Jurisprudentie
Afd.
bestuursrechtspraak Raad van State, 19 april 2006
Een
weiland maakt in dit geval wél deel uit van een inrichting.
www.raadvanstate.nl, 200508529/1 (ABRvS 19 april 2006)
Regelingen
Wet milieubeheer, art. 1.1
Casus
Een melkrundveebedrijf in de gemeente Hulst bestaat (onder meer) uit
een stal met 311 koeien en een aansluitende uitloopweide van 1
hectare. De buurman maakt bezwaar tegen de oprichtingsvergunning,
omdat hij geen gebruik meer kan maken van zijn terras, door de
overlast van de koeien in de uitloopweide.
Rechtsvraag
Maakt het weiland deel uit van de inrichting?
Uitspraak
Ja. De weide wordt gezien de omvang en het aantal dieren waarvoor de
vergunning is verleend niet extensief gebruikt en maakt om deze
reden deel uit van de inrichting. De vergunning is in strijd met
art. 1.1 Wm verleend.
Commentaar auteur
Een witte raaf, deze uitspraak, want landerijen, boomgaarden en
weilanden worden over het algemeen niet tot de inrichting gerekend.

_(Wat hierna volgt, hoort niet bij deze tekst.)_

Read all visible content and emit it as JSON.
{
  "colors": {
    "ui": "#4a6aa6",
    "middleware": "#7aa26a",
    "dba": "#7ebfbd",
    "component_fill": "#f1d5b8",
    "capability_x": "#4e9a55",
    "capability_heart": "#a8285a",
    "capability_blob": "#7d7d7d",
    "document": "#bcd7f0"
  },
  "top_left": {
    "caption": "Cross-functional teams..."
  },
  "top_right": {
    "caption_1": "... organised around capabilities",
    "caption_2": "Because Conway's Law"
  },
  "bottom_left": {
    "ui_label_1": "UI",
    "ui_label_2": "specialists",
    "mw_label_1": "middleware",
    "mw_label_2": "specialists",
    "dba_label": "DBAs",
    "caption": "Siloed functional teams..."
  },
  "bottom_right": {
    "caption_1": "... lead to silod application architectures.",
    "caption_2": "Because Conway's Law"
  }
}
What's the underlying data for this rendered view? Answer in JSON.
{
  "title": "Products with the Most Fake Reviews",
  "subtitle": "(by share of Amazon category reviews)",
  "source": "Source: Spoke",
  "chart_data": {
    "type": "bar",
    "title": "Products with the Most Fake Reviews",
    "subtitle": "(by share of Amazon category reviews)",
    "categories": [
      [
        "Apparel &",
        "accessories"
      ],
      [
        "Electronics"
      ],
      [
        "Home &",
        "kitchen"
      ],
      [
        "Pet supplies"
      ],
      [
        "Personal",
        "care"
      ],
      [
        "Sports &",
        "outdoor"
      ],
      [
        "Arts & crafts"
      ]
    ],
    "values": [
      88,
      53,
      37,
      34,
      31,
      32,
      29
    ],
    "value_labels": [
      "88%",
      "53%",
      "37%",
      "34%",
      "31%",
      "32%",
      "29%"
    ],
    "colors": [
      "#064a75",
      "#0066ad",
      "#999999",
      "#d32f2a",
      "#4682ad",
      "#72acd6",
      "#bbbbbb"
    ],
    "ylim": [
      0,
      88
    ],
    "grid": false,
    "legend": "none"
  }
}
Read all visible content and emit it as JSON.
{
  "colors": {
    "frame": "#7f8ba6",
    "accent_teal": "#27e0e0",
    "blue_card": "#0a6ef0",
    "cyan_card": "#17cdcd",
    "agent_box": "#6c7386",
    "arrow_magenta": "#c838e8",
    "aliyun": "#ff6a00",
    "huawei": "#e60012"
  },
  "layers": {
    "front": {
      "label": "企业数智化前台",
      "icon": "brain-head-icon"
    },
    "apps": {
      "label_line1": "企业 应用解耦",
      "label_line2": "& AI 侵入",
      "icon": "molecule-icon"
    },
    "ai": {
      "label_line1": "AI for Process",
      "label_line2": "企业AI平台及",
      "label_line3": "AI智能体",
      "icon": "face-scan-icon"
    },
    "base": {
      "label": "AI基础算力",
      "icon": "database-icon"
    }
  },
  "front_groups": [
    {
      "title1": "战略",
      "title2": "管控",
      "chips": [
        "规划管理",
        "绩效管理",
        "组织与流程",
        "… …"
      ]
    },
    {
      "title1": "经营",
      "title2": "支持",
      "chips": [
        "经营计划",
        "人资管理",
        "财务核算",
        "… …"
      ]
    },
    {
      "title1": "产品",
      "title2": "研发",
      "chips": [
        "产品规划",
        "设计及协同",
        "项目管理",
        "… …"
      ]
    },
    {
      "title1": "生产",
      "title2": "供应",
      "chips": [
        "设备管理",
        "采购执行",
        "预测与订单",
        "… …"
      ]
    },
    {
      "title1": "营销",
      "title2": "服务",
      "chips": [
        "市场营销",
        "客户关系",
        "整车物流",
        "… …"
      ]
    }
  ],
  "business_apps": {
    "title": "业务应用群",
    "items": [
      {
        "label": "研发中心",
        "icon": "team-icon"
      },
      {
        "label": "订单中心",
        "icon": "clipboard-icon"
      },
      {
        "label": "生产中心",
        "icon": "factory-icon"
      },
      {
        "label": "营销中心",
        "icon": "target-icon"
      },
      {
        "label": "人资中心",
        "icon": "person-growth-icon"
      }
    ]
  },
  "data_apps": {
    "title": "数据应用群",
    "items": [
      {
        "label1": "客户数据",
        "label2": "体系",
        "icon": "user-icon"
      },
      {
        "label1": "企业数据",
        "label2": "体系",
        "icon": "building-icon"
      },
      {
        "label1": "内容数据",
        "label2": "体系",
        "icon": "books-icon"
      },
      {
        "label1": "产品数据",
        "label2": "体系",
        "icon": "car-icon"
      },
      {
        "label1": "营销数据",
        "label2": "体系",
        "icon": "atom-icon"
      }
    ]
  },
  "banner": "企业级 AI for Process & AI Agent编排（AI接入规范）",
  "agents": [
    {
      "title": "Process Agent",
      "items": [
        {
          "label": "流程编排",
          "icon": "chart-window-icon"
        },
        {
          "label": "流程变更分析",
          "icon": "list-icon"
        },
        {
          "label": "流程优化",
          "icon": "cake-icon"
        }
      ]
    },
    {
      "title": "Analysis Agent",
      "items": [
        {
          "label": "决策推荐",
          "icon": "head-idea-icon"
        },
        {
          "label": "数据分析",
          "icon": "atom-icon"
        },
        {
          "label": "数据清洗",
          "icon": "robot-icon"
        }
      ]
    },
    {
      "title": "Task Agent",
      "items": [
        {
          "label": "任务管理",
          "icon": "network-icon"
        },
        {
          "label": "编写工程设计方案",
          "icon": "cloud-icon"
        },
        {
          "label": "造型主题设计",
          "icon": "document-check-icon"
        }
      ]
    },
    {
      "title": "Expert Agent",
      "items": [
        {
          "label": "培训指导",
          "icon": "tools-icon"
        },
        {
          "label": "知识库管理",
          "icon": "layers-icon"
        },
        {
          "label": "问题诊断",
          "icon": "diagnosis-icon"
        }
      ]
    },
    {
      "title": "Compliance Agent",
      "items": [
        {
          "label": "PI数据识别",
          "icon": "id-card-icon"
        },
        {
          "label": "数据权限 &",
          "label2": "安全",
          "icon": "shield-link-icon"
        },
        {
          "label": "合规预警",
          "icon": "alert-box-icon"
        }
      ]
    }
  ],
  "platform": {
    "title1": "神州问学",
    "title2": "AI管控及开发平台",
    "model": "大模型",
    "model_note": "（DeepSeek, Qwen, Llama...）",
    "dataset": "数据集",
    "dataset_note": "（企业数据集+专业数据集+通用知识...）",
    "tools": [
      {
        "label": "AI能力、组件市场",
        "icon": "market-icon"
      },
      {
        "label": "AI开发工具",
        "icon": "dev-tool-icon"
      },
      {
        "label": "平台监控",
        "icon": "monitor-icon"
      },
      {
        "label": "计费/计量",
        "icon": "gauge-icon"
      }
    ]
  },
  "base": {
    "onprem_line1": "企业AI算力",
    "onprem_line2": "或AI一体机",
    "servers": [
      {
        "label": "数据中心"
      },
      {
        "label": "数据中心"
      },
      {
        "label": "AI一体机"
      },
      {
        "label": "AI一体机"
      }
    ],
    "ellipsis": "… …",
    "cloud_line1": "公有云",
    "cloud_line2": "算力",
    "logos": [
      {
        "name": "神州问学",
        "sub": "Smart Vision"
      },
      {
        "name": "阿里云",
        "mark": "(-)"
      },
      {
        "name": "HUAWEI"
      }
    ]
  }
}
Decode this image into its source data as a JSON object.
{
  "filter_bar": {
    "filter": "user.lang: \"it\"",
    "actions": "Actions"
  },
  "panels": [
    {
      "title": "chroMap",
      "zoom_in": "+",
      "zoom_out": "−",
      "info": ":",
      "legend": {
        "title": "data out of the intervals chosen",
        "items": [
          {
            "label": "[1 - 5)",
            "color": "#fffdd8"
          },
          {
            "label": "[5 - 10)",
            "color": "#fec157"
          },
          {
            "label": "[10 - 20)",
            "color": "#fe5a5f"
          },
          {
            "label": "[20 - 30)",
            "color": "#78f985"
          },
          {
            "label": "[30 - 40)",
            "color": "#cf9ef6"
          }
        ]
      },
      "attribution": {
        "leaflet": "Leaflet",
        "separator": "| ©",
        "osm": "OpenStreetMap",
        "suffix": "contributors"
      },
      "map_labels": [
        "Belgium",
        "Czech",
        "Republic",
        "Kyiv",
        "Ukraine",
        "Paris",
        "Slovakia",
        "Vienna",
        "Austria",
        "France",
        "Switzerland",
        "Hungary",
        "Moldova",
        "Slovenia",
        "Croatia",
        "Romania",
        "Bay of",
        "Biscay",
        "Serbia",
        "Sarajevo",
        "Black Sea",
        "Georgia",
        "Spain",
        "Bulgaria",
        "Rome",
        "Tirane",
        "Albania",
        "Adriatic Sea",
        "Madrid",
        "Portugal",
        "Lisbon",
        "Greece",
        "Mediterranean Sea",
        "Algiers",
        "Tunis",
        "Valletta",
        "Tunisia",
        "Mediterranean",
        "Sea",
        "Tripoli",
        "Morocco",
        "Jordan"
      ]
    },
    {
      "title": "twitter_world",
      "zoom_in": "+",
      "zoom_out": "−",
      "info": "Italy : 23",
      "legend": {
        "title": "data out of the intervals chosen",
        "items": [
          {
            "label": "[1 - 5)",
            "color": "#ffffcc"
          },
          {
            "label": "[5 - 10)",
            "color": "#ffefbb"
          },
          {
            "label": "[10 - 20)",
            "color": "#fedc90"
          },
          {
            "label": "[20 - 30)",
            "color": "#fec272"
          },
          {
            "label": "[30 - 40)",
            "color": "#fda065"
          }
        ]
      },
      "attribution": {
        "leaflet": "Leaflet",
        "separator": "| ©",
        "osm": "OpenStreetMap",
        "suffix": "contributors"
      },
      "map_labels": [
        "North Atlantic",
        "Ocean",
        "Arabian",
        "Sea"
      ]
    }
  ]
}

Een milieuvergunning of 8.40 AMvB heeft meestal alleen betrekking op
de overige onderdelen van een agrarisch bedrijf, zoals opslag van
gevaarlijke stoffen.
De sleutel is het criterium of het land extensief wordt gebruikt.
Dat is bij dit bedrijf blijkbaar niet het geval. 311 Koeien delen
één hectare uitloopweide. Dat is gemiddeld 32 vierkante meter per
koe.
Hoe zal de Afdeling over het gebruik van de buitenruimte door kippen
of paarden denken? Zie voor een vergelijking met varkens 21 augustus
2002 en het commentaar op de huidige uitspraak in de Nieuwsbrief
MilieuRecht nr. 13, 22 juni 2006.
Een melkrundveehouderij valt meestal onder het Besluit
melkrundveehouderijen milieubeheer. Dit bedrijf is echter
vergunningplichtig geworden door uitbreiding van het aantal koeien.